Comprehensive polygenomic risk estimation for breast cancer involves calculating the improvement in breast cancer risk discrimination for all populations using 93 breast cancer-associated SNPs compared to the use of an 86-SNP PRS in the full cohort This was further determined by secondary analysis. Secondary analyzes were repeated in subcohorts defined by self-reported ancestry.
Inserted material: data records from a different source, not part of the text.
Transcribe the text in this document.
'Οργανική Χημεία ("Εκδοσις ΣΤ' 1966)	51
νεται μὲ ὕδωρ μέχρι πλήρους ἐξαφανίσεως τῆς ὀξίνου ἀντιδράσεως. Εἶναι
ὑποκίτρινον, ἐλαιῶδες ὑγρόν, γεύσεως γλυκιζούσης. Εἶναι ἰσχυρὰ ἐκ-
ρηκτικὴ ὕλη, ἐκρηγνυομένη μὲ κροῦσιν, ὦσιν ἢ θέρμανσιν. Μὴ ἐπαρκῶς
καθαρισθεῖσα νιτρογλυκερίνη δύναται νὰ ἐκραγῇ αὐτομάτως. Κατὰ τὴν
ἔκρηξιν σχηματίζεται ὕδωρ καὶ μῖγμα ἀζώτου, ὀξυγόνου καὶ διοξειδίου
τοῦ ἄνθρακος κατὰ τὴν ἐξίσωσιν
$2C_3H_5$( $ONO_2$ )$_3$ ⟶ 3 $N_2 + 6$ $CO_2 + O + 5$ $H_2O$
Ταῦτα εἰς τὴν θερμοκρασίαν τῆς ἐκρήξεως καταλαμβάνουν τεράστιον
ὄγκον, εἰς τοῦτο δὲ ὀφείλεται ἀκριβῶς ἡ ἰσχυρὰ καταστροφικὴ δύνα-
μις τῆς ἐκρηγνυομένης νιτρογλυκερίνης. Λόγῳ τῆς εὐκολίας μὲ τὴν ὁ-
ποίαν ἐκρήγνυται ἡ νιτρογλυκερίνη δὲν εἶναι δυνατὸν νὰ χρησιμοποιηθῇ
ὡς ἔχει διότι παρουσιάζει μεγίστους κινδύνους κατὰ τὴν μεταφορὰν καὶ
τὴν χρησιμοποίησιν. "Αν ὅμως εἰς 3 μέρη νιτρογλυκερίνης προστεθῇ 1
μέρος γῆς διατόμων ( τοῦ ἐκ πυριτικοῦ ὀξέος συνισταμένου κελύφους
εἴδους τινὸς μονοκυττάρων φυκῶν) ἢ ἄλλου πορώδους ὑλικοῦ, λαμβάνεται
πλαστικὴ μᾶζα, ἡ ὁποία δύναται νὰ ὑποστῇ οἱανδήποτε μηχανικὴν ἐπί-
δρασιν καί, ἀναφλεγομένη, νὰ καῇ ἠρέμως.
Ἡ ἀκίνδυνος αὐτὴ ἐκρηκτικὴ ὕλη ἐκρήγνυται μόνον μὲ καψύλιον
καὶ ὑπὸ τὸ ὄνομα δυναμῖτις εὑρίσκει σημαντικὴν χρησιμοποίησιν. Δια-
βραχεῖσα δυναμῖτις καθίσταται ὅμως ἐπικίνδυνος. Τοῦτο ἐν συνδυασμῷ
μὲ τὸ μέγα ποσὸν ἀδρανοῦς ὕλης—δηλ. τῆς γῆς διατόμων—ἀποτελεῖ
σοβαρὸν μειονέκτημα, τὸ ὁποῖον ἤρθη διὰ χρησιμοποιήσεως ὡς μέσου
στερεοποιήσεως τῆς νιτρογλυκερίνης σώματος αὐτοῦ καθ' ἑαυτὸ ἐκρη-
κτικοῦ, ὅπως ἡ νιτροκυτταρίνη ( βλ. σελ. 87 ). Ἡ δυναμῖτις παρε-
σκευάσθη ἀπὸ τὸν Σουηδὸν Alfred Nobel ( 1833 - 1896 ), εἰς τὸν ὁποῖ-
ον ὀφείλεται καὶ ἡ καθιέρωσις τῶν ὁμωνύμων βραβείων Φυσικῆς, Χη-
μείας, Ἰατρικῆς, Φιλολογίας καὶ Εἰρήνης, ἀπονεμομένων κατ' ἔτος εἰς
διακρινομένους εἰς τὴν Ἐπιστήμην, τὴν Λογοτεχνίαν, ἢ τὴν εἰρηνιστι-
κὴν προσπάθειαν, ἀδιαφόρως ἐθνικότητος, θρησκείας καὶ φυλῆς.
Comprehensive polygenomic risk estimates for breast cancer were further determined by additional analyzes in which the global polygenomic risk score was calculated for all patients without disease and for each subpopulation excluding Hispanic 6q25 SNP (rs140068132) carriers. We have confirmed that it is centered at 0. Centering on 0 indicated that the comprehensive polygenomic risk score was not biased toward any particular racial group or population. Centering on 0 showed that a comprehensive polygenomic risk score surprisingly provided identical risk estimates for all racial groups and populations.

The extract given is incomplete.